Für Volkstribunen und Demagogen ist das Missverhältnis ideales Terrain. Der Nationalismus aber, den sie bedienen, ist im Osten Europas seit jeher etwas anderes als im Westen. Schon entstanden sind die osteuropäischen Nationen gegen eine Zentralmacht. In den Reichen, aus denen sie sich befreit haben, mussten sie ihre Daseinsberechtigung gegen vereinnahmende Staatsideen verteidigen – gegen die römisch-katholische Reichsidee, verkörpert vom Kaiser in Wien, gegen die weltumspannende Mission des Sultans, gegen das religiös verbrämte Cäsarentum des Zaren, das mitteleuropäisch verkleidete Deutschtum. Zuletzt hatten sie ihre Existenz gegen den Sozialismus behaupten müssen. Dessen geistige Väter Marx und Engels empfanden die unübersichtlichen „Völkerabfälle“ in Europas Osten als Hindernis für ihre weltumspannenden Gedanken. Jetzt ist Europa der Antagonist.

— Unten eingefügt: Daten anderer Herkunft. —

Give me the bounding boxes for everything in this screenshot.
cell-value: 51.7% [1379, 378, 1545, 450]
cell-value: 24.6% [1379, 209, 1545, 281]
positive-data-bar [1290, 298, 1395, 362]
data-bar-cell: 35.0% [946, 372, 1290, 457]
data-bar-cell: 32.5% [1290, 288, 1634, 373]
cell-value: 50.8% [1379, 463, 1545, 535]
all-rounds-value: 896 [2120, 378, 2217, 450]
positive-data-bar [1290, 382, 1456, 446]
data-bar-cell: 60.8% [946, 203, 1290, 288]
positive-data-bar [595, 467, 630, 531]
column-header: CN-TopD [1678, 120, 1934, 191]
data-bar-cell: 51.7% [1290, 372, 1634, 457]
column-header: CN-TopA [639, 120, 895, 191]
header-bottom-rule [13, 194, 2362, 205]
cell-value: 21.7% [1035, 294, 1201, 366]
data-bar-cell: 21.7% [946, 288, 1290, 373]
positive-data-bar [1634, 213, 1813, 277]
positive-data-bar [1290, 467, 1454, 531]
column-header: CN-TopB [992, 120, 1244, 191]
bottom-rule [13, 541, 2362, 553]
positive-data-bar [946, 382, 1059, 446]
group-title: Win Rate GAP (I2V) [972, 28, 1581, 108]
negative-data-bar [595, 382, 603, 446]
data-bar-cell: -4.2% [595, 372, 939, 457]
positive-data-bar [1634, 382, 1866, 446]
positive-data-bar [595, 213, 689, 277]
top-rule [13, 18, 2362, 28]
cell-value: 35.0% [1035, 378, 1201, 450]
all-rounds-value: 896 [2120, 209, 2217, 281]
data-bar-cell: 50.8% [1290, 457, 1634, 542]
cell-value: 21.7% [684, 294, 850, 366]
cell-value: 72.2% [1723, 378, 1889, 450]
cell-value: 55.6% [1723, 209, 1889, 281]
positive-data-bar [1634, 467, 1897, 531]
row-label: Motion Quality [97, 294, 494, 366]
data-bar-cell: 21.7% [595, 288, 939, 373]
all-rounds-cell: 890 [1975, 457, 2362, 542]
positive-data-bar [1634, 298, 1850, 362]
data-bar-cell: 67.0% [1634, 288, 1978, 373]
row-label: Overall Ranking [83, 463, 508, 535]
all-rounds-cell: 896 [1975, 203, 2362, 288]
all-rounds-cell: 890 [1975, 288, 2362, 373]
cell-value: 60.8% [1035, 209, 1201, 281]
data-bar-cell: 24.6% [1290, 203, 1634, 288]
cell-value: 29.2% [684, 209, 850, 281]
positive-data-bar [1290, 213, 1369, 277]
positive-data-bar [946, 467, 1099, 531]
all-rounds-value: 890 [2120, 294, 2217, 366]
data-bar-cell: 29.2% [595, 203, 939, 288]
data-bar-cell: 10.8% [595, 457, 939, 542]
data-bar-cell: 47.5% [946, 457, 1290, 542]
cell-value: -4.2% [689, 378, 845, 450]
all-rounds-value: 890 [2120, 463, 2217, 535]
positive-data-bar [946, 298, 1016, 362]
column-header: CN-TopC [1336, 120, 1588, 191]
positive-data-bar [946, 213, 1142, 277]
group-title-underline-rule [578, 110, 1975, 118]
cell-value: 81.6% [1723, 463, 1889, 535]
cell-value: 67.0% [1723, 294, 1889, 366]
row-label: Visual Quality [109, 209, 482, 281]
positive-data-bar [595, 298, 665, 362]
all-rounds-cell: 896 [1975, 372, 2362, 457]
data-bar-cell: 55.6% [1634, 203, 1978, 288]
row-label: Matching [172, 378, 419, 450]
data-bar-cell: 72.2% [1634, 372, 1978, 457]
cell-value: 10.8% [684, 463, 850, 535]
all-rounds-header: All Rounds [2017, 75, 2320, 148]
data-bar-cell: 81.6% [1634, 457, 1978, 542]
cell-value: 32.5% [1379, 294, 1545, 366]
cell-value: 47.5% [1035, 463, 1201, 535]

So ist die Anti-Brüssel-Stimmung im Osten auch eine ganz andere als die, die im Westen den Brexit hervorgebracht hat; unter dem Twitter-Hashtag #poxit versammeln sich keine polnischen EU-Gegner, sondern westliche Poster, die Polen gern aus der EU hinauswerfen würden, wenn das ginge. In Streitigkeiten mit der „Zentralmacht“ gewinnt die eigene politische Elite ihre Kontur. Weder will sie die EU verlassen, noch will sie sie reformieren oder umgestalten. Aus Osteuropa kommen keine konstruktiven Vorschläge, wie man die Staatengemeinschaft anders, loser, enger oder effizienter organisieren könnte. Man selbst achtet darauf, dass die eigenen Interessen gewahrt bleiben. Das gemeinsame Ganze dagegen ist Sache des neutralen Zentrums oder, ersatzweise, der Größeren, Reicheren, Mächtigeren. Nicht im Vorstand der „EU-AG“ sieht man sich, sondern bestenfalls im Betriebsrat.

Ihnen geht es um Ungarn und um Polen

Gerade dieses Selbstverständnis muss beunruhigen: Auch ohne Absicht können mangelnde Identifikation mit dem europäischen Projekt und erst recht permanente Obstruktion die Gemeinschaft zerstören. Schon deshalb wäre es falsch, einem Orbán oder Kaczynski in Grundfragen, wie beim EU-Rechtsstaatsmechanismus, entgegenzukommen. Ihnen geht es um Ungarn oder Polen. Für ein stimmiges Europabild fühlt sich keiner der beiden zuständig.

Die logische Lösung: Aufhebung des Widerspruchs in einem größeren Ganzen ist in der aktuellen Krise keine Antwort; gerade von den Regierungen in Ungarn oder Polen käme der stärkste Widerstand. Eine Antwort wäre es aber, wenn das westliche Europa sich für die realen Probleme des östlichen schon einmal prophylaktisch interessieren würde – für den fatalen (und wettbewerbsverzerrenden) Mangel an Forschungs- und Gesundheitskräften, für den enormen Stadt- Land-Gegensatz, für den Bevölkerungsschwund und seine Folgen. Auf der Suche nach europäischen Lösungen wären Orbán und Kaczynski keine Konkurrenz.